いや〜、語るのは難しいですね。彼らの関係性がこの作品の根幹をなしている部分があります。小さい頃からのシーンが断続的に描かれることで、親近感が湧きますよね。小さい頃から含めて見てもらうことは、描写時間こそ短いものの、キャラクターへの愛情やストーリーへの解像度みたいなものが上がるので、読んでいて楽しいです。他方、2人のやり取りはもどかしい部分がもちろんある。神城が恋に慣れていない不器用さゆえに、スタジオ内でも「今の光輝、どういうつもりでこれ言ってるの?」と話題になることがありました。その度に「どういうつもりなのよ!?」とツッコミが僕によく来ました(笑)。そもそも神城は、完璧な王子様のキャラクターではなく、イチ男子高校生。だからこそ、2人の関係性には、もどかしさがあります。
──小野さんが考える神城にとっての朔英とは?
神城は、小さい頃から
“ある点
”において一貫しています。彼が成長してできることが増えるのは、朔英ちゃんを助けるため、守るため、あるいは一緒にいるため、というのが大きな割合を占めています。自分の想いにまっすぐ一途な男は魅力的です。朔英ちゃんから見えている、神城の目のキラキラしたところは、朔英ちゃんを想うがゆえに、朔英ちゃんのために成長する過程、というのが一番魅力的です。

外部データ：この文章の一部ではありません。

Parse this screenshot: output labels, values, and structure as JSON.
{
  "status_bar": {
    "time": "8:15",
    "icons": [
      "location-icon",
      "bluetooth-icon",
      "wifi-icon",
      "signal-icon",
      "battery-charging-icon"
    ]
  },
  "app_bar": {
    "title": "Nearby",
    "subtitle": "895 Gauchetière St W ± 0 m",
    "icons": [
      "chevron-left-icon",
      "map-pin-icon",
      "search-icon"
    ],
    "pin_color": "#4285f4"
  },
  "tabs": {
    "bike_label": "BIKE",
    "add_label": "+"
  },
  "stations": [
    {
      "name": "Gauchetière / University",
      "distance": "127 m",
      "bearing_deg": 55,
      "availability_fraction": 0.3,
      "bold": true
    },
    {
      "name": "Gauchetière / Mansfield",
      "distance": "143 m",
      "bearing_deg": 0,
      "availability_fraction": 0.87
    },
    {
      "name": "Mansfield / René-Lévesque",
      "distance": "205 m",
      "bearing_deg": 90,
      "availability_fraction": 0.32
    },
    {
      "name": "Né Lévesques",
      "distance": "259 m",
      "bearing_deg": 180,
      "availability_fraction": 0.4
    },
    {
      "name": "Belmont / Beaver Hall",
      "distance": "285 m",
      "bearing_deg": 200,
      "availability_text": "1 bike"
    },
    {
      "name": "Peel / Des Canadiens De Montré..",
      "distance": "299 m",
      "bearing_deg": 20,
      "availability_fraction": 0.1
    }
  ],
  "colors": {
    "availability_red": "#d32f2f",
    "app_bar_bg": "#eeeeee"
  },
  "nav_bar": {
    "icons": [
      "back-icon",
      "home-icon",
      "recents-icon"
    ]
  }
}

──作中では明示されていないですが、舞台は北海道です。北海道出身である小野さんご自身の学生時代や、地元での思い出と重なる部分はありますか?
小学生の頃に北海道に住んでいたんですが、作中で出てくる場所がまさに自分が遊んでいた中島公園の近くだったので驚きました。久しぶりに札幌を訪れた際には、子どもの頃の遊びやケンカの思い出がよみがえりましたね。
──キャストの皆さんとの交流はいかがでしたか?
逢坂良太さん(井沢優心役)とは以前から共演が多く、今回も収録後に「ご飯行こうか」と自然に集まることが多かったです。主にパスタを食べに行ってましたね。学生のノリのように、そこで本当に取り留めのない話をしたり。そうした雰囲気が現場にあって、作品の空気感とも重なっていました。
──見どころについて教えてください。
高校生編に入ると「遠足」や「蹴っ飛ばし事件」が描かれます。その中でも特に、井沢の転がり方は大きな見どころです。原作では「危ない、大丈夫か?」とハラハラするシーンですが、アニメでは少しコミカルに演出されていて、その違いを楽しんでいただけると思います。また、その一連の流れの中で、光輝がつい無意識に「朔英」と呼んでしまう場面があります。数年ぶりに自然に出てしまった呼び方で、2人の関係性を象徴する重要な瞬間でもありますので、ぜひ注目してほしいです。
──最後に、ファンの皆さんへメッセージをお願いします。
まずは、年齢含めて等身大の藤寺さん演じる朔英ちゃんの声をぜひ聴いていただきたいです。真っ直ぐで繊細な彼女の声が、物語の中心を支えています。第一声を聞いたときから、藤寺さんが朔英ちゃんを演じてくれてよかったなと僕ら一同思いました。まずは朔英ちゃんに会いに来てほしいです。その上で、彼ら・彼女らが織りなす友情や恋模様はもちろん、先輩・先生方の存在感も素敵なので、きっと皆さんそれぞれの学生時代の思い出と重ねて見られる作品です。ぜひ楽しんで見てほしいです。